Our study provides important benefits in the field of finance. From an insider trading perspective, it strengthens the implementation of reliable and fast forecast systems on the bond prices, including the pursuit of returns and volatility targeting, and can analyse the information of indirect market-based monetary policy instruments and the macro environment. Adequate bond price predictability can reduce medium- and long-term debt servicing costs through the development of a deep and liquid market for government securities. At the microeconomic level, the development of a robust bond price prediction model can increase overall financial stability and enhance financial intermediation via increased competition and the development of related financial infrastructure, products, and services. In addition, more generally, financial crises tend to arise in credit markets. Our model has the potential to provide financial institutions with information on the effects of policy measures on the credit market's fragility and to provide a better understanding of how market trends influence liquidity provision, implementation costs, and the impact on transaction prices.

In summary, our paper has a great perspective impact It can facilitate the work of professionals from financial institutions dedicated to trading as well as possible private investors and other stakeholders. This research makes an important contribution to high-frequency trading, as the conclusions have important implications both for investors and market participants as they seek to derive economic and financial profits from the bond market.

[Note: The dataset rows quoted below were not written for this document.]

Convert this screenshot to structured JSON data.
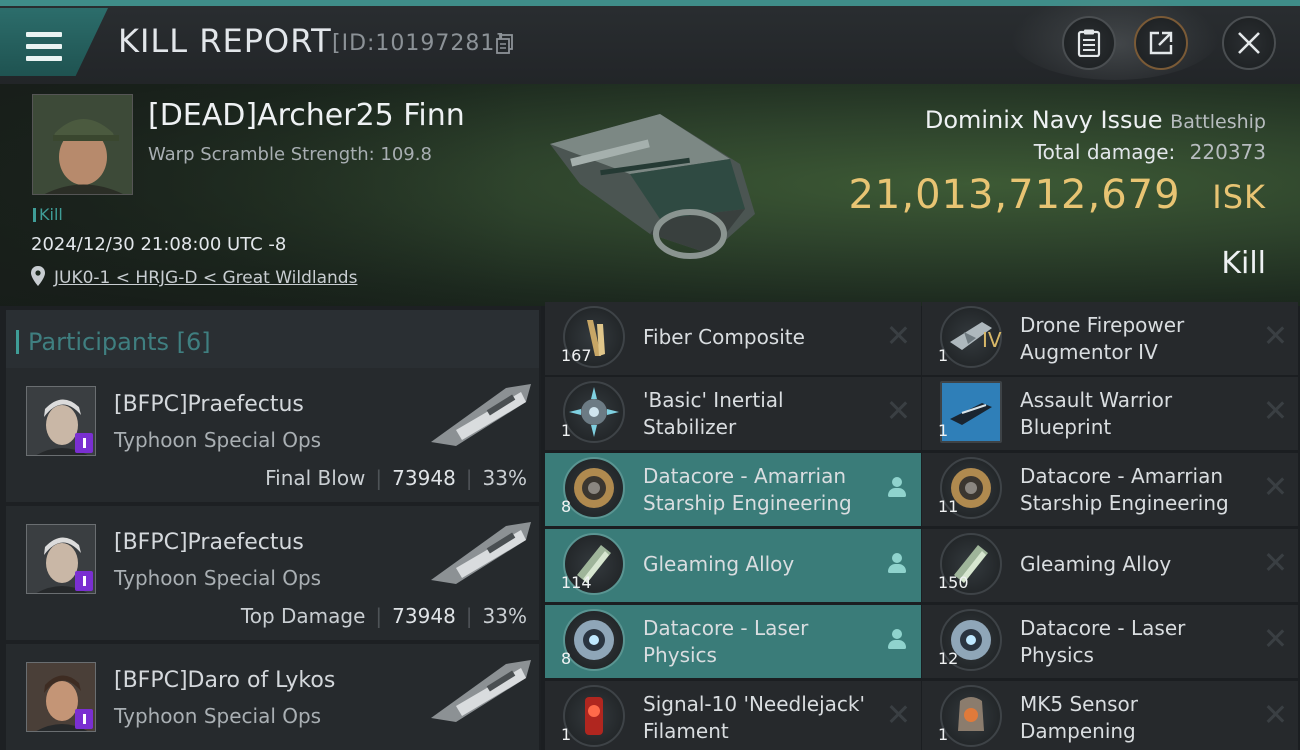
{
  "topbar": {
    "title": "KILL REPORT",
    "report_id": "[ID:10197281]"
  },
  "victim": {
    "name": "[DEAD]Archer25 Finn",
    "warp_scramble": "Warp Scramble Strength: 109.8",
    "kill_tag": "Kill",
    "datetime": "2024/12/30 21:08:00 UTC -8",
    "location": "JUK0-1 < HRJG-D < Great Wildlands",
    "ship_name": "Dominix Navy Issue",
    "ship_class": "Battleship",
    "total_damage_label": "Total damage:",
    "total_damage_value": "220373",
    "isk_value": "21,013,712,679",
    "isk_unit": "ISK",
    "result_label": "Kill"
  },
  "participants": {
    "title": "Participants [6]",
    "list": [
      {
        "name": "[BFPC]Praefectus",
        "ship": "Typhoon Special Ops",
        "role": "Final Blow",
        "damage": "73948",
        "percent": "33%"
      },
      {
        "name": "[BFPC]Praefectus",
        "ship": "Typhoon Special Ops",
        "role": "Top Damage",
        "damage": "73948",
        "percent": "33%"
      },
      {
        "name": "[BFPC]Daro of Lykos",
        "ship": "Typhoon Special Ops",
        "role": "",
        "damage": "",
        "percent": ""
      }
    ]
  },
  "items": {
    "left": [
      {
        "name": "Fiber Composite",
        "qty": "167",
        "icon": "fiber-composite-icon",
        "highlight": false
      },
      {
        "name": "'Basic' Inertial Stabilizer",
        "qty": "1",
        "icon": "inertial-stabilizer-icon",
        "highlight": false
      },
      {
        "name": "Datacore - Amarrian Starship Engineering",
        "qty": "8",
        "icon": "datacore-icon",
        "highlight": true
      },
      {
        "name": "Gleaming Alloy",
        "qty": "114",
        "icon": "gleaming-alloy-icon",
        "highlight": true
      },
      {
        "name": "Datacore - Laser Physics",
        "qty": "8",
        "icon": "laser-datacore-icon",
        "highlight": true
      },
      {
        "name": "Signal-10 'Needlejack' Filament",
        "qty": "1",
        "icon": "filament-icon",
        "highlight": false
      }
    ],
    "right": [
      {
        "name": "Drone Firepower Augmentor IV",
        "qty": "1",
        "icon": "drone-augmentor-icon",
        "meta": "IV",
        "highlight": false
      },
      {
        "name": "Assault Warrior Blueprint",
        "qty": "1",
        "icon": "blueprint-icon",
        "highlight": false
      },
      {
        "name": "Datacore - Amarrian Starship Engineering",
        "qty": "11",
        "icon": "datacore-icon",
        "highlight": false
      },
      {
        "name": "Gleaming Alloy",
        "qty": "150",
        "icon": "gleaming-alloy-icon",
        "highlight": false
      },
      {
        "name": "Datacore - Laser Physics",
        "qty": "12",
        "icon": "laser-datacore-icon",
        "highlight": false
      },
      {
        "name": "MK5 Sensor Dampening",
        "qty": "1",
        "icon": "sensor-dampening-icon",
        "highlight": false
      }
    ]
  },
  "colors": {
    "accent": "#3f8d89",
    "highlight_row": "#3a7c79",
    "isk_gold": "#e8c473",
    "corp_badge": "#7a2fd1"
  }
}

Our work has limitations in data availability for 10- and 30-min price frequencies for corporate debt securities. In order for this type of research to have greater generalizability for fixed income market practitioners, greater data availability would be necessary. We leave this issue as a reason to explore future research in which more complex trading strategies can be organized to test and demonstrate the effectiveness of the techniques presented in this work for trading in debt securities.

Besides, further research should broaden the scope of the comparative analysis of methodologies to cover the field of crypto-assets, such as cryptocurrencies and fan tokens, since, in recent years, financial institutions have increasingly incorporated crypto-assets in their portfolios.